Curatore: Diego Gavini
Processione Oppido Mamertina: 2 luglio 2014
Il controllo delle devozioni popolari è un obiettivo che storicamente accomuna le organizzazioni mafiose. Non c’è mafia, d’altronde, se non c’è rapporto con una comunità sociale e la cultura che essa esprime. Tutto ciò che concerne la sfera della ritualità religiosa, dalle confraternite alle feste patronali, è un ambito privilegiato dell’espressione della cultura popolare. E dunque, un campo in cui…
i gruppi di mafia investono le proprie risorse, materiali e culturali.
Essere presenti in questi passaggi della vita della comunità, fino a condizionarne direttamente gli esiti, è un intento che i clan mafiosi si prefiggono ad un duplice scopo.

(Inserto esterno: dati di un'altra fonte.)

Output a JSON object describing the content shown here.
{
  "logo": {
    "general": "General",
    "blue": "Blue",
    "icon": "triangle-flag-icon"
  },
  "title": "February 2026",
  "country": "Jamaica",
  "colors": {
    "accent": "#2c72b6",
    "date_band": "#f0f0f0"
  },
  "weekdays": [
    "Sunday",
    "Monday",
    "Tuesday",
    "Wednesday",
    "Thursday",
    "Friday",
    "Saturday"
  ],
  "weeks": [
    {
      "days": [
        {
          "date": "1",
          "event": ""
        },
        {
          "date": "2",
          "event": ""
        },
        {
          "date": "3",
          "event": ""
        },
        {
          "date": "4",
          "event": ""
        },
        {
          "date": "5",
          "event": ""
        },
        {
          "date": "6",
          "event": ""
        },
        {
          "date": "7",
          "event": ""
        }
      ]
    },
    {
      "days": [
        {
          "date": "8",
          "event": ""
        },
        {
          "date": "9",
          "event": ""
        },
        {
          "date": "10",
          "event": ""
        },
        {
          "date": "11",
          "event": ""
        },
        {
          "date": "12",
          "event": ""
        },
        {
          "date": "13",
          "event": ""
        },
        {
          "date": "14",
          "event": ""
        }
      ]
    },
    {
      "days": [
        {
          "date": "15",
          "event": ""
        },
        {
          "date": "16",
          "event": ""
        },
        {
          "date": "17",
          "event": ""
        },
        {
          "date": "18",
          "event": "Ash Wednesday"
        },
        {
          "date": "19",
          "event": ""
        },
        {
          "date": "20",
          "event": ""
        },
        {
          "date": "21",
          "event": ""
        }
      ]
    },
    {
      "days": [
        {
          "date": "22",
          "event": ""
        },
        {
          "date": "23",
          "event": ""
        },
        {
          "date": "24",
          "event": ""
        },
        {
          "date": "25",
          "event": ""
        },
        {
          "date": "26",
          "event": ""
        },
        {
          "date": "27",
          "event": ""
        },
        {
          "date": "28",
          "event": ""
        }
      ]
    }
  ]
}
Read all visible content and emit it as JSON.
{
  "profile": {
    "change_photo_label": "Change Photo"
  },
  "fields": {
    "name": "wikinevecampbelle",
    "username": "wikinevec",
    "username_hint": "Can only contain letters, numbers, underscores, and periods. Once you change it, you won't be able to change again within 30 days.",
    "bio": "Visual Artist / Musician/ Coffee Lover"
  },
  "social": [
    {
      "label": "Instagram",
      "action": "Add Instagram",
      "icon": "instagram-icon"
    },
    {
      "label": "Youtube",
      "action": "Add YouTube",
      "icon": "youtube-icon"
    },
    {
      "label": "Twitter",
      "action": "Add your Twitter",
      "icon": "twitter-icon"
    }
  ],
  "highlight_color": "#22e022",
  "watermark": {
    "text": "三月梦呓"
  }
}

Da un lato, serve a ribadire l’aderenza al sentire comune, ai bisogni di aggregazione che la comunità esprime. Dall’altro, si giunge alla volontà di affermare pubblicamente un rapporto “diretto” fra la famiglia “d’onore”, e in particolare della figura del capomafia, con la sfera del divino.
Del condizionamento di queste pratiche religiose da parte dei clan, dal semplice sovvenzionamento fino al piegare il loro svolgimento ai propri interessi precipui, vi sono numerose e ripetute prove e testimonianze. Spesso tali fatti si svolgono senza alcun rilievo pubblico, fino a rappresentare una sorta di normale routine. In altri casi, invece, per delle circostanze particolari, giungono alla pubblica attenzione, suscitando reazioni più o meno temporanee.

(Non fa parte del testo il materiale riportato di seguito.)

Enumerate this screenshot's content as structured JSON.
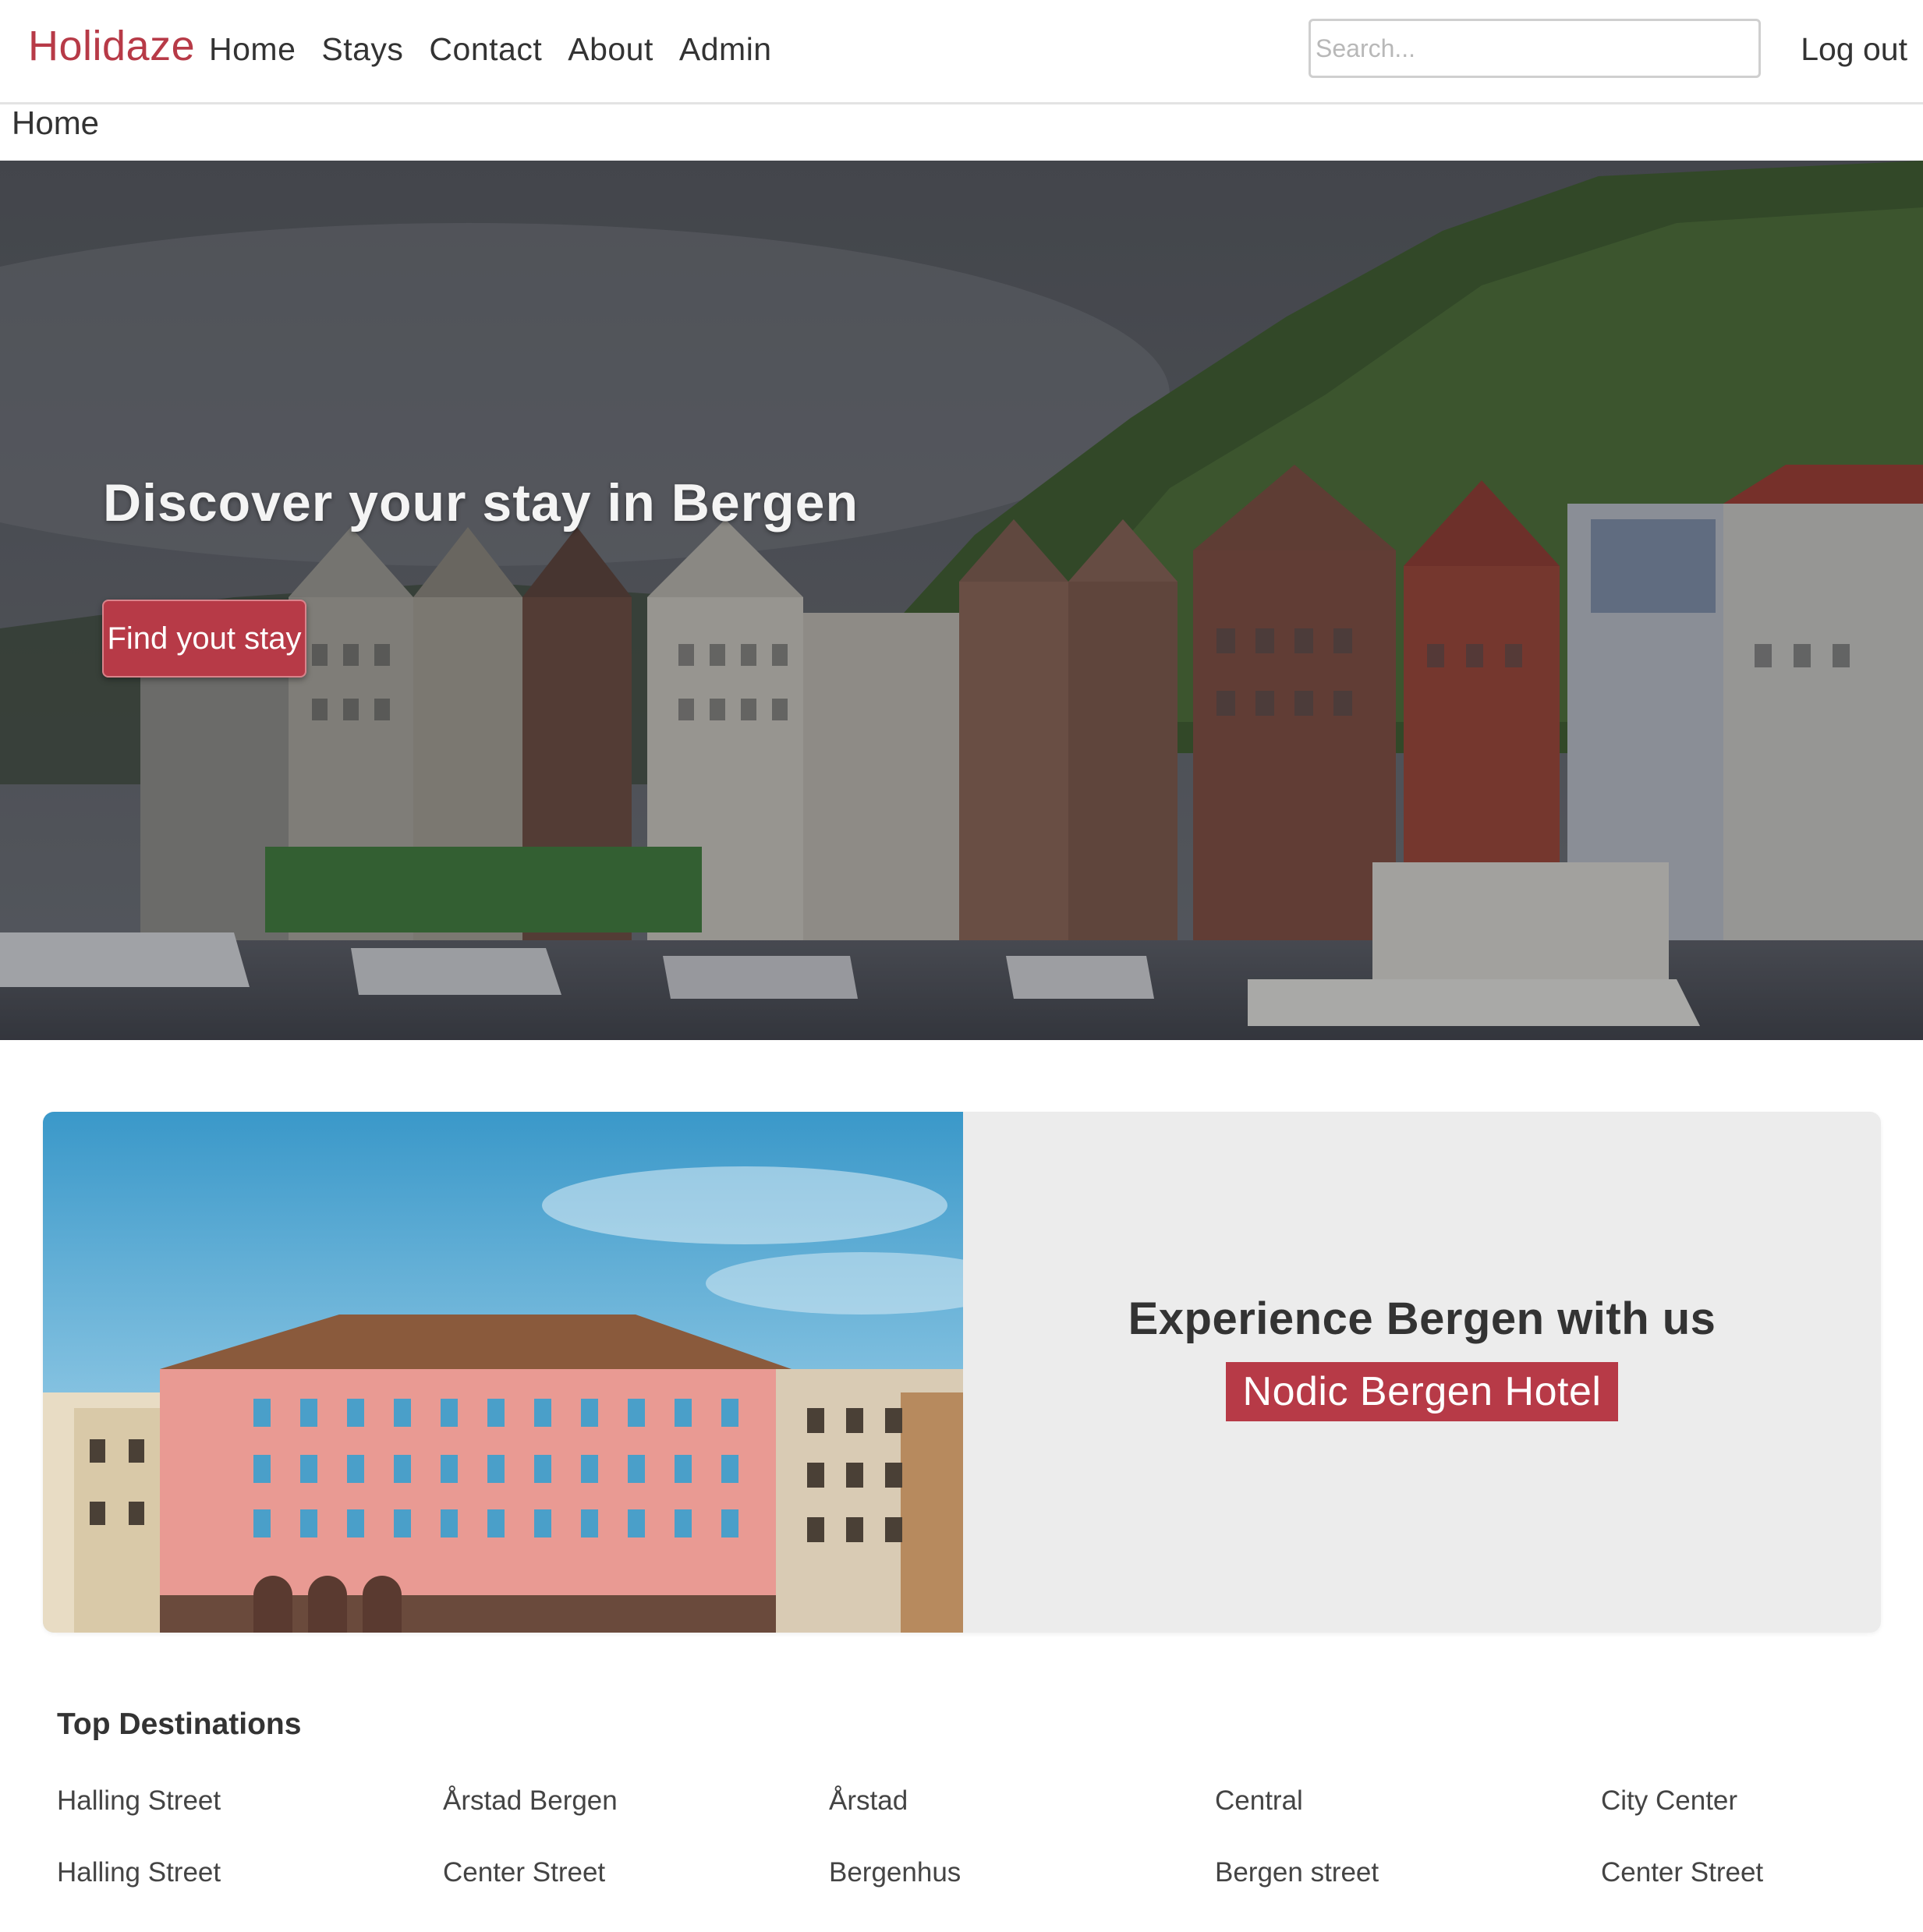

È quanto accaduto il 2 luglio 2014 a Oppido Mamertina in provincia di Reggio Calabria, con lo svolgimento della tradizionale processione della Madonna Delle Grazie. In questa occasione, il percorso della statua venne interrotto all’incrocio tra Corso Aspromonte e Via Foscolo, per effettuare un inchino sotto la casa dell’ottantaduenne Peppe Mazzagatti, esponente della locale ‘ndrina, sottoposto agli arresti domiciliari (e condannato all’ergastolo). Il gesto, voluto dagli organizzatori, vide la protesta dei tre carabinieri presenti alla processione, che la abbandonarono platealmente guidati dal maresciallo Andrea Martino.

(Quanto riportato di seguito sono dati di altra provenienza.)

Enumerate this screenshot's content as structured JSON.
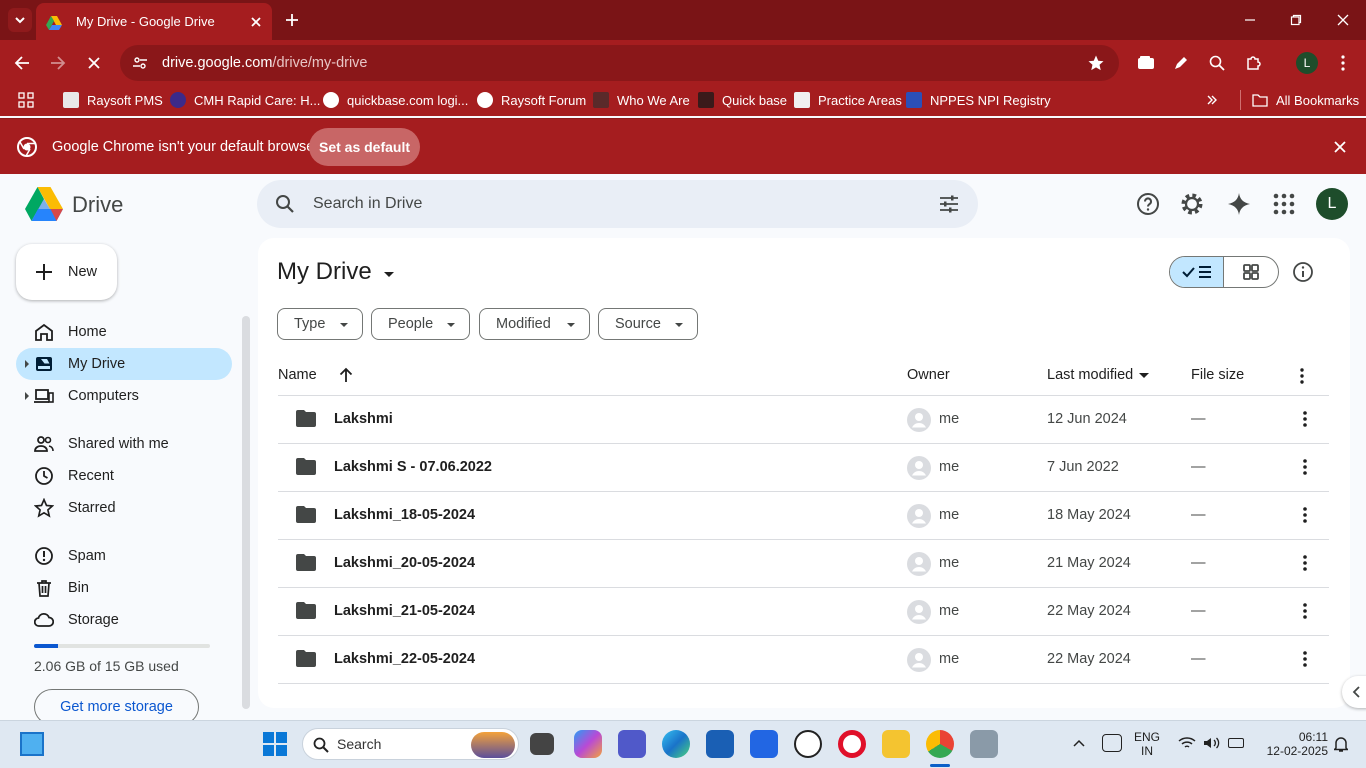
{
  "browser": {
    "tab_title": "My Drive - Google Drive",
    "url_host": "drive.google.com",
    "url_path": "/drive/my-drive",
    "profile_initial": "L",
    "bookmarks": [
      "Raysoft PMS",
      "CMH Rapid Care: H...",
      "quickbase.com logi...",
      "Raysoft Forum",
      "Who We Are",
      "Quick base",
      "Practice Areas",
      "NPPES NPI Registry"
    ],
    "all_bookmarks": "All Bookmarks",
    "infobar_text": "Google Chrome isn't your default browser",
    "infobar_button": "Set as default"
  },
  "drive": {
    "app_name": "Drive",
    "search_placeholder": "Search in Drive",
    "avatar_initial": "L",
    "new_label": "New",
    "nav": [
      "Home",
      "My Drive",
      "Computers",
      "Shared with me",
      "Recent",
      "Starred",
      "Spam",
      "Bin",
      "Storage"
    ],
    "storage_used": "2.06 GB of 15 GB used",
    "storage_fraction": 0.137,
    "get_more": "Get more storage",
    "title": "My Drive",
    "filters": [
      "Type",
      "People",
      "Modified",
      "Source"
    ],
    "columns": {
      "name": "Name",
      "owner": "Owner",
      "modified": "Last modified",
      "size": "File size"
    },
    "files": [
      {
        "name": "Lakshmi",
        "owner": "me",
        "modified": "12 Jun 2024",
        "size": "—"
      },
      {
        "name": "Lakshmi S - 07.06.2022",
        "owner": "me",
        "modified": "7 Jun 2022",
        "size": "—"
      },
      {
        "name": "Lakshmi_18-05-2024",
        "owner": "me",
        "modified": "18 May 2024",
        "size": "—"
      },
      {
        "name": "Lakshmi_20-05-2024",
        "owner": "me",
        "modified": "21 May 2024",
        "size": "—"
      },
      {
        "name": "Lakshmi_21-05-2024",
        "owner": "me",
        "modified": "22 May 2024",
        "size": "—"
      },
      {
        "name": "Lakshmi_22-05-2024",
        "owner": "me",
        "modified": "22 May 2024",
        "size": "—"
      }
    ]
  },
  "taskbar": {
    "search_label": "Search",
    "lang": "ENG",
    "region": "IN",
    "time": "06:11",
    "date": "12-02-2025"
  },
  "colors": {
    "chrome_dark": "#7a1416",
    "chrome": "#a51d1f",
    "accent": "#0b57d0",
    "selected": "#c2e7ff"
  }
}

A suscitare una forte attenzione da parte dei media nazionali per questo caso, cui fece seguito un moltiplicarsi di interventi pubblici volti a condannare l’accaduto, fu la vicinanza temporale con le parole recitate da papa Francesco alla piana di Sibari il 21 giugno 2014, occasione nella quale il pontefice arrivò a scomunicare gli affiliati alle organizzazioni mafiose. La distanza stridente fra la presa di posizione di Francesco e la concreta quotidianità di inquinamento di alcune manifestazioni religiose, diventa così occasione di riflessione sui passi ancora da compiere per recidere il legame fra le organizzazioni mafiose, con tutto quanto ne deriva in fatto di costruzioni simboliche e forme di autolegittimazione, e il rapporto con la religiosità popolare.
Per saperne di più:
- A. Dino, La mafia devota. Chiesa, religione, Cosa Nostra, Bari, Laterza-Roma, 2008, pp. 12-43.
- N. Gratteri, A. Nicaso, Acqua santissima: la Chiesa e la ‘ndrangheta: storie di potere, silenzi e assoluzioni, Milano, Mondadori, 2014.